Saul "Canelo" Alvarez sagt Kampf gegen Gennadi Golowkin ab

Gennadi Golowkin verteidigt die Titel der Verbände WBA, WBC, IBF und IBO im Mittelgewicht am 5. Mai in der MGM Grand Garden Arena in Las Vegas, die bis zu 17.000 Zuschauer faßt. Nach der Absage des Mexikaners Saul "Canelo" Alvarez hat es Promoter Tom Loeffler vorgezogen, den Kampf nicht wie ursprünglich geplant in der größeren T-Mobile Arena mit ihren 20.000 Plätzen auszutragen, da etwas weniger Zuspruch vor Ort erwartet wird. Die Übertragung erfolgt jedoch nach wie vor beim Sender HBO im Pay-TV, wo man offenbar darauf setzt, daß die Popularität des Kasachen nach dem ersten Duell mit "Canelo" im September 2017 hinreichend gestiegen ist, um auch ohne einen besonders beliebten Kontrahenten für einen relevanten Umsatz zu sorgen.

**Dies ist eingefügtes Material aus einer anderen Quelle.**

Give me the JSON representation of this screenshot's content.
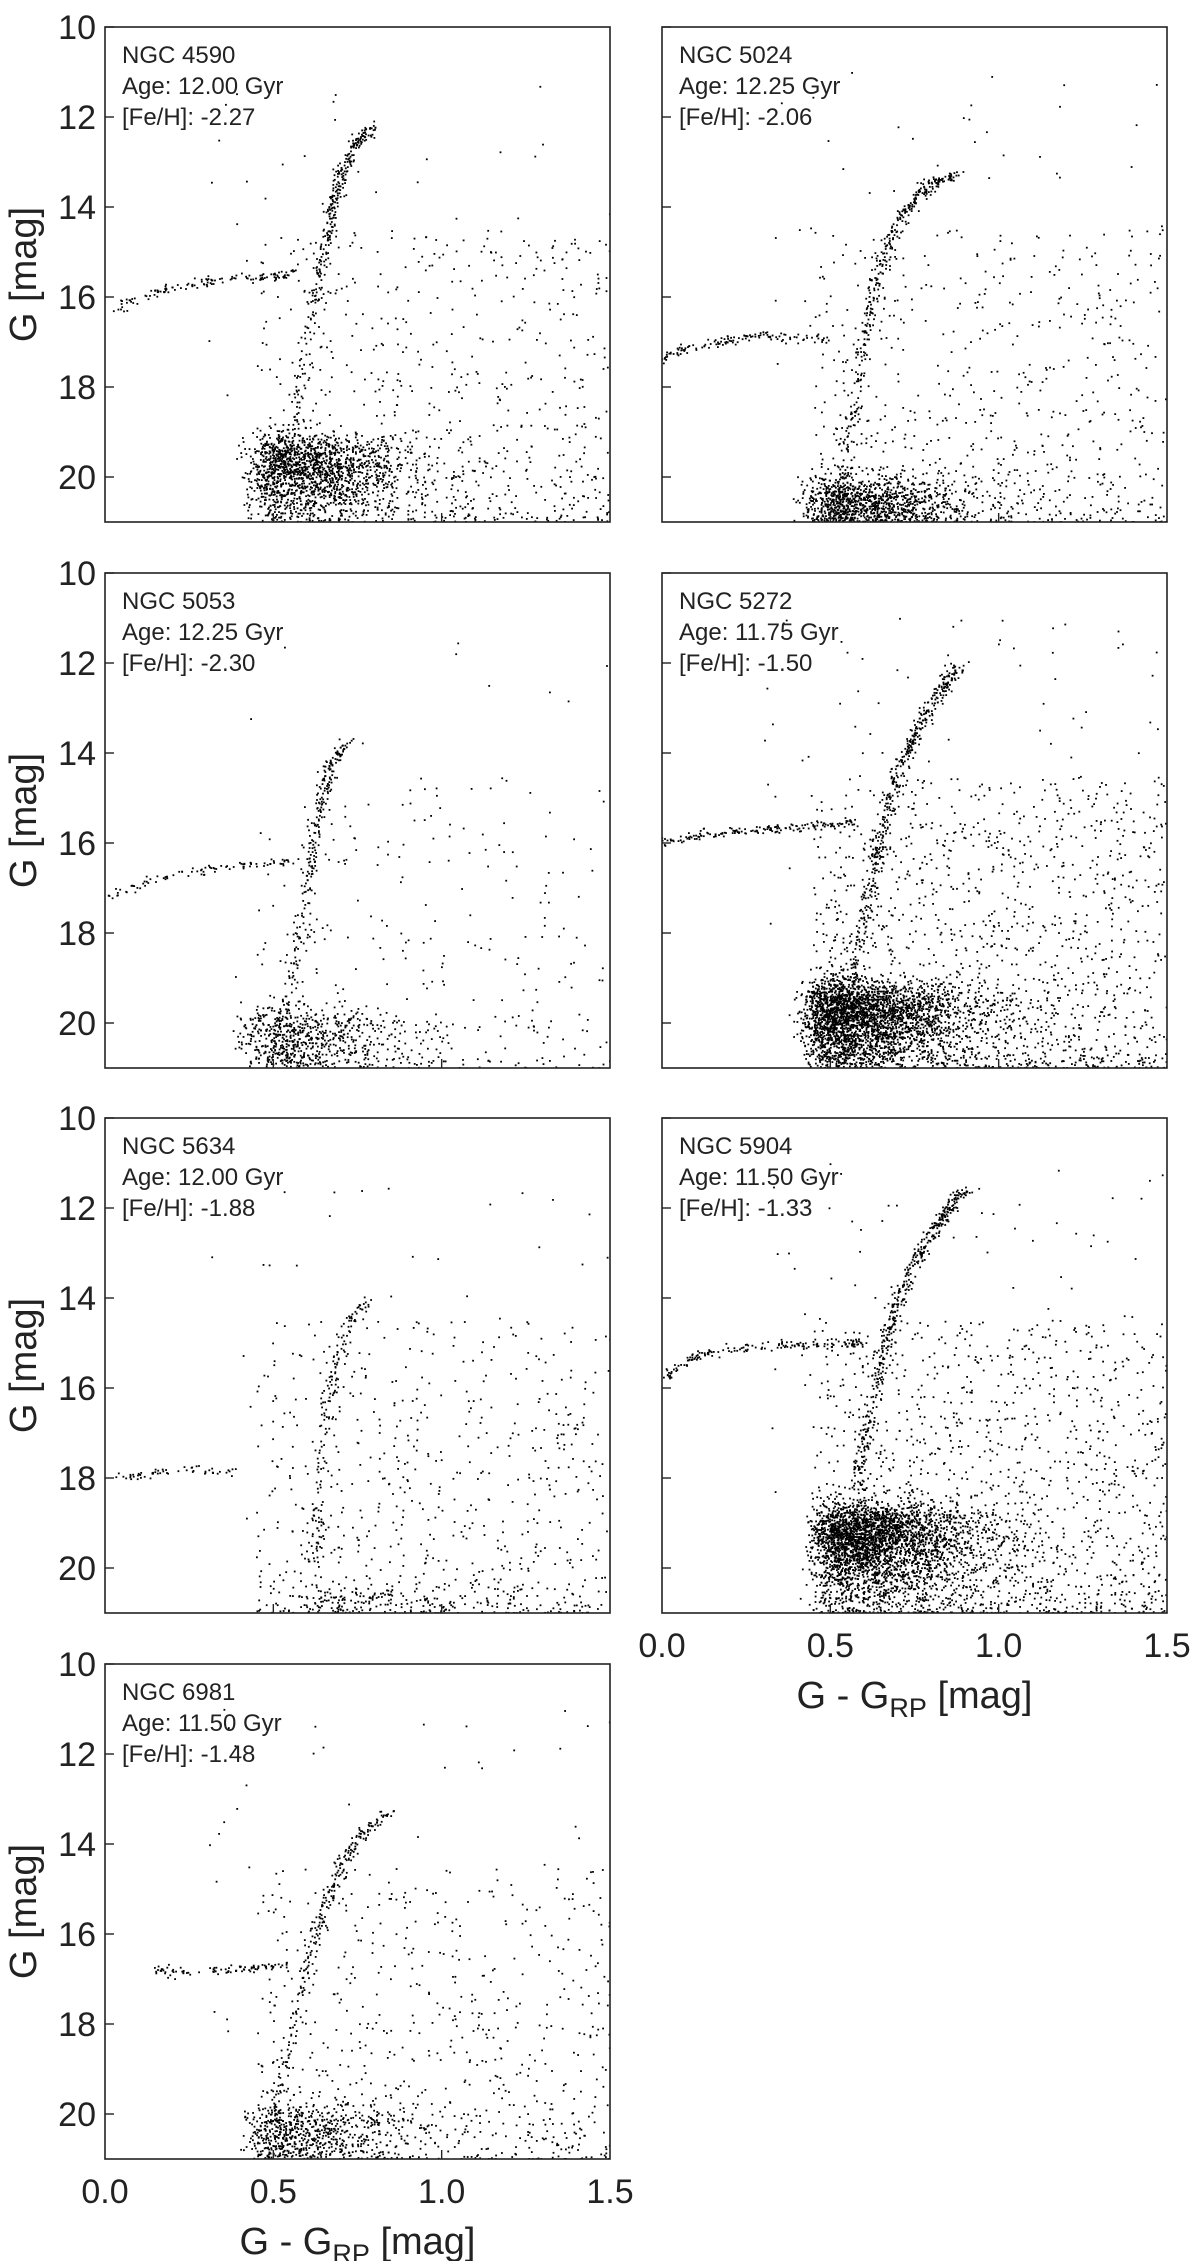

Der Mexikaner war im Februar bei Trainingskontrollen der Antidopingagentur VADA zweimal positiv auf Spuren der verbotenen Substanz Clenbuterol getestet worden, die er auf den Verzehr verunreinigten Fleisches in Mexiko zurückführt. Nachfolgende Tests fielen dann negativ aus. "Canelo" muß sich am 18. April einer Anhörung vor der Sportkommission von Nevada stellen, die darüber entscheidet, ob er für eine gewisse Frist suspendiert wird. Nach wochenlangen heftigen Kontroversen über die Glaubwürdigkeit seiner Argumente hat er es vorgezogen, auf den Kampf zu verzichten, und damit Golowkin freie Hand gegeben, sich einen anderen Gegner auszusuchen. Die Entscheidung des Mexikaners dürfte damit zusammenhängen, daß sich seit zwei Wochen die Hinweise verdichten, die Kommission könnte eine Sperre verhängen.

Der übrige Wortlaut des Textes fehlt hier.